My point here is merely to remind everyone that midterms are not all that predictive of successive elections. For proof, let’s look at the last few midterm elections. 2006 presaged a strong Democratic wave in 2008. 2010 did not presage a strong Republican wave in 2012. Meanwhile, 2014 was an overwhelmingly Republican leaning year, but 2016 was mildly Republican to mixed in results. There is seemingly little relation between what happens in midterms and what happens in the following election. Granted, this is a small sample size, but even going back further to previous elections shows the same. Midterms are, however, strongly related to the election preceding them. The president’s party usually suffers defeats in the midterms as has just occurred in this most recent midterm.
All of this is to warn that reading too much into a midterm is ill-advised. Surely there are things we can learn from midterms still though? Yes, there are, but it matters less what the margins in a midterm are than which districts and states appear to be moving left and right. Those are the useful trends for 2020. For instance, one might argue that Republican victories during this strong Democratic midterm in two major Florida contests, for senator and governor, indicate Florida is moving right. That could be important for 2020. Perhaps presidential candidates will de-emphasize the importance of campaigning in Florida and instead move to say, Michigan, where the margins between the two senatorial candidates nearly matched the national margin of Democrats over Republicans of about 7 points. Of course, this is not an apples to apples comparison, as the Senate candidates have personalities that are likely different from whoever each party nominates to run for president in 2020, but in today’s highly nationalized environment, those differences are often overridden by partisan loyalty.

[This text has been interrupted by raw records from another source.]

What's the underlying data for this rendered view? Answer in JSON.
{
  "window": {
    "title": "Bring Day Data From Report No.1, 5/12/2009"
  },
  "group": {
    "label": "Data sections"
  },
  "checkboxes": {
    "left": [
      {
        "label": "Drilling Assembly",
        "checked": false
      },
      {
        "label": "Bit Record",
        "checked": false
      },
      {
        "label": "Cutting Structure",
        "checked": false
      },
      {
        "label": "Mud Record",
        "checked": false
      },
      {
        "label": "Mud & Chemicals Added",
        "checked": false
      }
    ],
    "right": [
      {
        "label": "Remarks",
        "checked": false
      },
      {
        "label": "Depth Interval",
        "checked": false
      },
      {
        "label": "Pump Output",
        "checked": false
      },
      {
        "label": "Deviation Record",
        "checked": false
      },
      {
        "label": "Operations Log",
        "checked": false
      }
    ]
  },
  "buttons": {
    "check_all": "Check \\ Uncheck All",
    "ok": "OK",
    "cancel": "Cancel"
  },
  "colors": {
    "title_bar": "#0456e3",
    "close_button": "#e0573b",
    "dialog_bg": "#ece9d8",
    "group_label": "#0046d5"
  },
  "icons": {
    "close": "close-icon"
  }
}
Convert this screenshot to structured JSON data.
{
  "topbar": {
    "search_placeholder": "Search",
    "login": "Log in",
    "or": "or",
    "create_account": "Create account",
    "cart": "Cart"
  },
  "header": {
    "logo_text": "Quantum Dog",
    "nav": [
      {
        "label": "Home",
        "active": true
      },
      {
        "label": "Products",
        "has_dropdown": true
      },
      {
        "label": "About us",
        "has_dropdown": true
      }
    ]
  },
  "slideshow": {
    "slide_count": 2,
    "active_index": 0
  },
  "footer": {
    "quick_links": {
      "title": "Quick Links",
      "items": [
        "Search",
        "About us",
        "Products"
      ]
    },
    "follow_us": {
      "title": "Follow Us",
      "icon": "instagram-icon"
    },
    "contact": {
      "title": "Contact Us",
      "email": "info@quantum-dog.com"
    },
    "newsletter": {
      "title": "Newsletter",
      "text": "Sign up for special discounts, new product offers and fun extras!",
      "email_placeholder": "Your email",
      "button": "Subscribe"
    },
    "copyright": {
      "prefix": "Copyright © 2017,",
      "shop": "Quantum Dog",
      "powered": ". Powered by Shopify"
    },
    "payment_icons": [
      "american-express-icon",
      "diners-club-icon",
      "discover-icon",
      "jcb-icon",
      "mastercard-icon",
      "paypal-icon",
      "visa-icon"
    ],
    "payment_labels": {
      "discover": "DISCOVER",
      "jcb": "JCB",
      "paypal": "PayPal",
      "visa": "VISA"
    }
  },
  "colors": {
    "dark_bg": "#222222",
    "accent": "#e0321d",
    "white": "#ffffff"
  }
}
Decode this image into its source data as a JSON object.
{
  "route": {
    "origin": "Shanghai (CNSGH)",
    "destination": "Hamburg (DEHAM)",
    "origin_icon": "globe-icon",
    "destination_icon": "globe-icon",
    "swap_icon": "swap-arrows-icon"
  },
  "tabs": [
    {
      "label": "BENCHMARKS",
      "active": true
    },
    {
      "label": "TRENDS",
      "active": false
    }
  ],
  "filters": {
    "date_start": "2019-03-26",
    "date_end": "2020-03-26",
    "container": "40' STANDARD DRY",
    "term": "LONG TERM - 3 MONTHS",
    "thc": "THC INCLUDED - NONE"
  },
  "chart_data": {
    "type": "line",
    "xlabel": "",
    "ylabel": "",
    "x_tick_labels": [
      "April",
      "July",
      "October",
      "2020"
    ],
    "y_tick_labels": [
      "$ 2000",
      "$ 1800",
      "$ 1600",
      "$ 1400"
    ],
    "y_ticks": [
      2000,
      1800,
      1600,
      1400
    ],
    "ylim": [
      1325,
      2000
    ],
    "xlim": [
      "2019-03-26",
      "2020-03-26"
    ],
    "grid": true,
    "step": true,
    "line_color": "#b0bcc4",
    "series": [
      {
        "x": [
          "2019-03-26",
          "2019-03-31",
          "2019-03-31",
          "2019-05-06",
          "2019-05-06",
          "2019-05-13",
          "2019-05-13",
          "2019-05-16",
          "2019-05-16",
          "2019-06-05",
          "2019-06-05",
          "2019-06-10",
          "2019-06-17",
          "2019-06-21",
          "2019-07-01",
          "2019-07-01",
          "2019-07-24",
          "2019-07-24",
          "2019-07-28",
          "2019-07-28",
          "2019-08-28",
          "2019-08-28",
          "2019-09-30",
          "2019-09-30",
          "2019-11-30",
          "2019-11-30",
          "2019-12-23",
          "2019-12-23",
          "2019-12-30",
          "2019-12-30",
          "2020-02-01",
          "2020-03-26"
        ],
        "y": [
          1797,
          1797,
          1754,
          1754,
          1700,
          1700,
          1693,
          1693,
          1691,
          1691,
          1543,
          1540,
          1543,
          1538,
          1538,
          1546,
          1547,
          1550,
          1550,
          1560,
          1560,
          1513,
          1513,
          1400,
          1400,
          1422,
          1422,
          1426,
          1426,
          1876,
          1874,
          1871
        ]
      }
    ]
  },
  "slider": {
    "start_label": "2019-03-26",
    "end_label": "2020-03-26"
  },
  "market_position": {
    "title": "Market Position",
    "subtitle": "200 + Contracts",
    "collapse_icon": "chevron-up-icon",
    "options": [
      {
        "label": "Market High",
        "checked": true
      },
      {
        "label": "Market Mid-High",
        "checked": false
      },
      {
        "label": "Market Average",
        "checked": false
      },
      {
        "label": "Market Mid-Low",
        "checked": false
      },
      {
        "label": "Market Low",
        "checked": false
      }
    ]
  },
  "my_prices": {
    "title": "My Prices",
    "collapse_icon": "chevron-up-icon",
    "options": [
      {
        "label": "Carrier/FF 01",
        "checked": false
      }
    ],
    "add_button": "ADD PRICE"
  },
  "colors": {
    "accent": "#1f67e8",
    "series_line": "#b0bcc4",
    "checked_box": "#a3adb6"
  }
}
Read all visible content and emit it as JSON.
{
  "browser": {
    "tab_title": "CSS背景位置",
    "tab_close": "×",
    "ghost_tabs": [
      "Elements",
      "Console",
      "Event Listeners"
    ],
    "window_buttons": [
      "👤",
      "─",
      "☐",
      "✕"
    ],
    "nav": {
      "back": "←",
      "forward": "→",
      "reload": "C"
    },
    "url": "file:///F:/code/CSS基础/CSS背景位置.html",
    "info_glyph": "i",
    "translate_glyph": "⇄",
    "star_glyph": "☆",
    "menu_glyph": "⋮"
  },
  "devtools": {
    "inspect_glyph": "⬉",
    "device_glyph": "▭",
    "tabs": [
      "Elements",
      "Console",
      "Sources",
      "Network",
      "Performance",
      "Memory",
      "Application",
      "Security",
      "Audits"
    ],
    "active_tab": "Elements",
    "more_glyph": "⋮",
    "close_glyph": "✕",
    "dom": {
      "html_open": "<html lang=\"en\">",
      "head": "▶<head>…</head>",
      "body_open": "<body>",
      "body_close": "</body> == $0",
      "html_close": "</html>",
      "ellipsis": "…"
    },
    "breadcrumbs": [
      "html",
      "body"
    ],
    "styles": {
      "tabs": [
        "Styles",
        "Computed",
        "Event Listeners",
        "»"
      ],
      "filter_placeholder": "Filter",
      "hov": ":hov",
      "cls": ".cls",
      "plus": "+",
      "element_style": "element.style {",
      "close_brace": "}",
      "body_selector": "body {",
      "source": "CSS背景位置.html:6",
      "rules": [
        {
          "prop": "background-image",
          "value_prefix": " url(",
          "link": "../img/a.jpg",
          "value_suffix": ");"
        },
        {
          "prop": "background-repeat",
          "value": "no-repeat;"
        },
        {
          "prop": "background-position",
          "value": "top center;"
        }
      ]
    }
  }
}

The way in which the map shifted is perhaps important to analyze as a means of understanding where parties are gaining and losing strength, but the debate over whether this election was a wave or to what degree it was a wave is not particularly important. This is merely one election though, so keep in mind that any shifts in this election may be completely undone in future elections. Trends are important, but one election does not indicate much of a trend. And there is no reason to expect that Democrats will replicate their 7-point margin over Republicans in 2020. Republicans could just as easily come back and win. History says as much.